26-year-old iPhone thief REVEALS how he stole Apple smartphones, looted $300,000
Johnson, 26, tricked people in Minneapolis bars to get their phone codes, then robbed their bank apps for about $300,000. The story unfolds how the thief, Aaron Johnson, meticulously planned his heists. He capitalized on the gap in Apple’s security system before the introduction of the new Stolen Device Protection feature in iOS 17.3.
An iPhone thief recently confessed how he saw the passcodes of owners and then stole their phones and robbed their banks.The Wall Street Journal investigated how a guy named Aaron Johnson stole iPhones while he was in a Minnesota jail. Johnson, 26, obtained phone codes from patrons at Minneapolis bars by deceiving them, and he then stole almost $300,000 from their bank apps.
To prevent this, Apple is now providing a mechanism called Stolen Device Protection, but consumers have to activate it. For it to function, it needs a strong code and your face or fingerprint. Locking down applications and removing personal content from notes and pictures are two safe practices.
Johnson would attend dimly lit pubs, according to WSJ, and would specifically target college-age males who appeared to be less watchful and more drunk.

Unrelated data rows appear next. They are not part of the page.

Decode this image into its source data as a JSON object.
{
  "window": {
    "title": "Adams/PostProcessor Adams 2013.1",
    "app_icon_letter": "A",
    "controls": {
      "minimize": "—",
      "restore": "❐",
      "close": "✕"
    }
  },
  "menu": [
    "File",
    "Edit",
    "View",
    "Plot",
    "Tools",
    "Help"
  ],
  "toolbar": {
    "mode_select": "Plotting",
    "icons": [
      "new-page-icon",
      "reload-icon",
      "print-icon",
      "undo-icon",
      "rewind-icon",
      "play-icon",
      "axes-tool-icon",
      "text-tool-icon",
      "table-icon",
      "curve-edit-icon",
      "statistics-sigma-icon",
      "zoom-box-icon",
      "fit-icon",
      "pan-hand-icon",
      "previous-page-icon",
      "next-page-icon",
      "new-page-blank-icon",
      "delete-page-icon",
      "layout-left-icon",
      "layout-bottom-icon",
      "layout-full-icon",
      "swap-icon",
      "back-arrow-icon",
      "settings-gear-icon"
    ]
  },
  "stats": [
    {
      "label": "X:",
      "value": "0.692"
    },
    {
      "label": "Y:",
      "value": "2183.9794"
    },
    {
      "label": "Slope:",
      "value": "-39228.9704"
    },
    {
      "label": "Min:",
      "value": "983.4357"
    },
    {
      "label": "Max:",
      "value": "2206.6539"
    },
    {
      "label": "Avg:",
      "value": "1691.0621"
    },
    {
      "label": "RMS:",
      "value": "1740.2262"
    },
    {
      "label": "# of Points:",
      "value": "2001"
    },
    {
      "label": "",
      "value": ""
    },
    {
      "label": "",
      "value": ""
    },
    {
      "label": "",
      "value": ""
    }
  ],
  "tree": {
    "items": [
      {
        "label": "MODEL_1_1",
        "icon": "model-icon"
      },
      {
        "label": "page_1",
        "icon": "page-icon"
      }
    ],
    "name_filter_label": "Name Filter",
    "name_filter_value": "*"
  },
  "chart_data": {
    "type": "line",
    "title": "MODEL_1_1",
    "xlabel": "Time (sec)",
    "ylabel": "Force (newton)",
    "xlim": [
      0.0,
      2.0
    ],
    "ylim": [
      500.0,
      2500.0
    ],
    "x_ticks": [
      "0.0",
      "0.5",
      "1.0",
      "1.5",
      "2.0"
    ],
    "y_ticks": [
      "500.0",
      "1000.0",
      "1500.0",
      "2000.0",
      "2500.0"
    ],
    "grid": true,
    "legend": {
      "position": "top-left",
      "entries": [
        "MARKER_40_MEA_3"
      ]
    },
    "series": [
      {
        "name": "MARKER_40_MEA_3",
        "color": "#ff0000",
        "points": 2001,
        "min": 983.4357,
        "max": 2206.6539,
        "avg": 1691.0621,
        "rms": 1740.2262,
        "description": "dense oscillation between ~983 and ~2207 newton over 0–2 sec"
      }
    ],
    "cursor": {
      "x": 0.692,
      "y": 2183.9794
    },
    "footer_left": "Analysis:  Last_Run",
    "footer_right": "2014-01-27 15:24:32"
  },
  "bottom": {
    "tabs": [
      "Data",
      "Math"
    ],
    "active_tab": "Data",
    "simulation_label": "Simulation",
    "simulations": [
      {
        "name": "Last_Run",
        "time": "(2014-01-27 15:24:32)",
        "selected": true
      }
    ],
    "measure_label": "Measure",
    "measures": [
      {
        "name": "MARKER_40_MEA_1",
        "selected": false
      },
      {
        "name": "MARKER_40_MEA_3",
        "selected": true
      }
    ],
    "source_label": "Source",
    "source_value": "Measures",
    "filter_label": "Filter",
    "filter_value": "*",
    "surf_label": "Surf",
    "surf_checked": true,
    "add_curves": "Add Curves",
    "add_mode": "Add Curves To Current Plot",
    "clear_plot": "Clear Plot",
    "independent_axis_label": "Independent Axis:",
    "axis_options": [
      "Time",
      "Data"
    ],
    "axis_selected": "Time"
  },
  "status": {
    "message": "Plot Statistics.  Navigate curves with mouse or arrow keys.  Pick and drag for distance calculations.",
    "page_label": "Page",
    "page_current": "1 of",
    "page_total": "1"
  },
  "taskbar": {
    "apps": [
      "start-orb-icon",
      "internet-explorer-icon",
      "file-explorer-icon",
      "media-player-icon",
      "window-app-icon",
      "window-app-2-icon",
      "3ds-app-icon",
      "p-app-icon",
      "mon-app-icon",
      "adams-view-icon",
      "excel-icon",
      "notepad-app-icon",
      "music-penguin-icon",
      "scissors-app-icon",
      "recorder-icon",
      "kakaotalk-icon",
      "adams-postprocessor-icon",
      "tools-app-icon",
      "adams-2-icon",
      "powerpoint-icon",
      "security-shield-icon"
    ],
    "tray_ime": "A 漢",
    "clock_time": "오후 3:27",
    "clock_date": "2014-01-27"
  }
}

He thought it was less likely that they would notice or object to his trying to take their phones.
Johnson used a variety of strategies to win his targets over. He would approach them pretending to be friendly, frequently giving drugs or posing as a rapper trying to make friends on apps like Snapchat. His intention was to create a fictitious sense of trust and fraternity.
Usually with the excuse of updating his contact information, Johnson would seek to briefly borrow the victims' phones after striking up a discussion and earning their confidence. He would ask straight for the passcode when given the phone. Frequently, victims would blithely divulge their passcodes, believing it to be a harmless transaction.
Johnson memorized or recorded the passcodes given to him by victims. He was able to quickly gain access to the phones and the private information they contained thanks to this vital knowledge. He altered the Apple ID password there, making the 'Find My iPhone' function unusable. This made it impossible for victims to remotely trace or wipe their stolen devices.